Segundo levantamento inicial da Emater/RS-Ascar, o Rio Grande do Sul prevê uma produção de 35.328.754 toneladas de grãos na safra 2025/2026, um aumento de 27,30% em relação à safra anterior, que registrou 27.752.455 toneladas. Os grãos incluem soja, arroz, milho, milho silagem, feijão e sorgo.
As estimativas iniciais foram apresentadas durante o café com a imprensa na Expointer, na Arena da Extensão, na terça-feira (2).

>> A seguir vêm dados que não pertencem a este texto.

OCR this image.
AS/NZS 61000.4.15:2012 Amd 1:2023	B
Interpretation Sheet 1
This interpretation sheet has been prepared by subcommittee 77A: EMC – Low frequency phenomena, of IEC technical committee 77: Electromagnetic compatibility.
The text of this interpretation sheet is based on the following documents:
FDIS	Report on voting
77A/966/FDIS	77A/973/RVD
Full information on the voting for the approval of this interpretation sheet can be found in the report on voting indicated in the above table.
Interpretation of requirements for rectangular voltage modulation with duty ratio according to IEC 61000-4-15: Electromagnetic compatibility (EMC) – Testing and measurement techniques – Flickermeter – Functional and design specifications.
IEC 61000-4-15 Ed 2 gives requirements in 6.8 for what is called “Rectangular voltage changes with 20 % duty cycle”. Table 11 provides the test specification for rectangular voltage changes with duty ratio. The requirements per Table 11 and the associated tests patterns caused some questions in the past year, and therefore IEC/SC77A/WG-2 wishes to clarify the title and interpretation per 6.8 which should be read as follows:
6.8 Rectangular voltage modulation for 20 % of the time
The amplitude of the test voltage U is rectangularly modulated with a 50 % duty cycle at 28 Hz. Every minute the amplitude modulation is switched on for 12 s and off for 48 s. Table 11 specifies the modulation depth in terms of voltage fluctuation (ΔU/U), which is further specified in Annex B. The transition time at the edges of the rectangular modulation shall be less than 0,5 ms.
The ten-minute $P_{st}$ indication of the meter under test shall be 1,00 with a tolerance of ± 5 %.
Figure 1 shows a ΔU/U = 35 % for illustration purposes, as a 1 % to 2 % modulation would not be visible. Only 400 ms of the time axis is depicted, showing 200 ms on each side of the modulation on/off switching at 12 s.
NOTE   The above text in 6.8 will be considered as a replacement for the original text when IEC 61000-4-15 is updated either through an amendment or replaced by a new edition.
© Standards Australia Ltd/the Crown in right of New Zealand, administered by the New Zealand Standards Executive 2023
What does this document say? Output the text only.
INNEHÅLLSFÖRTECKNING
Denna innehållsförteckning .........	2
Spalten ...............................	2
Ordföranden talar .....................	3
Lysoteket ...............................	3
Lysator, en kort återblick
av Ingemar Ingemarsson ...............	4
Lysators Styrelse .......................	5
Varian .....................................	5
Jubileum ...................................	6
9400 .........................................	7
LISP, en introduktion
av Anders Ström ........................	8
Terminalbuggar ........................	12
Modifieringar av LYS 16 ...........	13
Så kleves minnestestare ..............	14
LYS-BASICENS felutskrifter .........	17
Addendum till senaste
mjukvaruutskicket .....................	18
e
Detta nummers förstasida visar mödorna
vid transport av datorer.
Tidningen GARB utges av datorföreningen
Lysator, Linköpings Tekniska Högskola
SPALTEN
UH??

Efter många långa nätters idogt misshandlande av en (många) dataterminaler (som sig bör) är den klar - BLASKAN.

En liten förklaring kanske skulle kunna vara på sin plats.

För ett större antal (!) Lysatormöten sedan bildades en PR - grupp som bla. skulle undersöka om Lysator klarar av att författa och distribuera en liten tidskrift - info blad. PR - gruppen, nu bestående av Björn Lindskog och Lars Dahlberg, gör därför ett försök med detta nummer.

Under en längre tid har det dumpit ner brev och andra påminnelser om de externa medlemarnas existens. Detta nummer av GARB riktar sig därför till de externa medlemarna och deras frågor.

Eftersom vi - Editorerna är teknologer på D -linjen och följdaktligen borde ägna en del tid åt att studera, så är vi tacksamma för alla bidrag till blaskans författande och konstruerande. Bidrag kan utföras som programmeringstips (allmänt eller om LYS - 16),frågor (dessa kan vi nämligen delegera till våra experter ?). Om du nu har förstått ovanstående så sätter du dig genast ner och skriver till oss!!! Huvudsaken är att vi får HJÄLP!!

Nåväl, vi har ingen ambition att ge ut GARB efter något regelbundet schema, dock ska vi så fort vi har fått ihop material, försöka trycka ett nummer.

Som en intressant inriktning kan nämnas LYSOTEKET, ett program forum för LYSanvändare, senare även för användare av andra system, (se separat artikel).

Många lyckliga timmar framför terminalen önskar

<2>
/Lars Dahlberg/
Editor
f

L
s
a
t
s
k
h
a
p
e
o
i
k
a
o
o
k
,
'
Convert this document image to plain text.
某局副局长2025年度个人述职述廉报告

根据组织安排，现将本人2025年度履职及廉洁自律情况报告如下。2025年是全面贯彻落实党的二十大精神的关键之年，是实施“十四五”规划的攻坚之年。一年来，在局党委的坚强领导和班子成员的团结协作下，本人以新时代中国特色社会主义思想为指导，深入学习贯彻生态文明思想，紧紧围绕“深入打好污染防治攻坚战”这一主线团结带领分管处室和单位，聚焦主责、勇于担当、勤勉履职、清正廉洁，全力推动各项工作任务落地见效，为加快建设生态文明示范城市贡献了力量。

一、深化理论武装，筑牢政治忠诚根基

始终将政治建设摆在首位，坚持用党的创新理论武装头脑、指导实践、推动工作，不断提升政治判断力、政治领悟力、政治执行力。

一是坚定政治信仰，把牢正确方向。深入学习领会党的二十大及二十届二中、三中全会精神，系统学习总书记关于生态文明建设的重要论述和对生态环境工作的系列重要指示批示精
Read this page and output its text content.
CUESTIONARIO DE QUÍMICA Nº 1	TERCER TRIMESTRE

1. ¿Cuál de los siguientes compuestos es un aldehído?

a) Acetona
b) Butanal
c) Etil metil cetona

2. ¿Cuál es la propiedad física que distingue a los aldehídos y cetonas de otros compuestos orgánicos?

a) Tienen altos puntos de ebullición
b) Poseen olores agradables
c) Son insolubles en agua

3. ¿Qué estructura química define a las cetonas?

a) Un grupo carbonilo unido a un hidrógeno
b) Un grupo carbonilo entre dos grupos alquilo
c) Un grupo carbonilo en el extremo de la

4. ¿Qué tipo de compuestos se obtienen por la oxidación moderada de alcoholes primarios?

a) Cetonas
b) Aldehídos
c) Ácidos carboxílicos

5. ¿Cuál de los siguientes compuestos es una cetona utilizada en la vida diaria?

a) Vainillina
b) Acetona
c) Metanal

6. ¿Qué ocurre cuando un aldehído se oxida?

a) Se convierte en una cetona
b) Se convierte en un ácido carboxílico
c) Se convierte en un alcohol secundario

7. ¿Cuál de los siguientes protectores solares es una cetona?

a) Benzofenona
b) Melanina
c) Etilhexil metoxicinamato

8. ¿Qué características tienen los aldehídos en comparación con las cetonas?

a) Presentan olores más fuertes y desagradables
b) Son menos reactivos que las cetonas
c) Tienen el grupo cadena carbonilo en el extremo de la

O destaque fica para o milho grão, que terá um aumento de área de 9,31%, passando de 718.190 para 785.030 hectares nesta safra. A produtividade esperada é de 7.376 quilos por hectare, uma ligeira diminuição em relação à safra passada. A projeção de produção de milho é de 5.789.995 toneladas, um aumento de 9,45% em relação à safra anterior.
Já a soja, principal cultura do Estado, deve ter uma produção de 21.440.133 toneladas, um aumento significativo de 57,14% em relação à safra passada. A área cultivada será de 6.742.236 hectares, com uma produtividade estimada em 3.180 quilos por hectare, um aumento de 58,29% em relação à safra anterior.
Três regiões produtoras de soja no Rio Grande do Sul estão projetadas para cultivar mais de 1 milhão de hectares nesta safra: Bagé, Ijuí e Santa Maria.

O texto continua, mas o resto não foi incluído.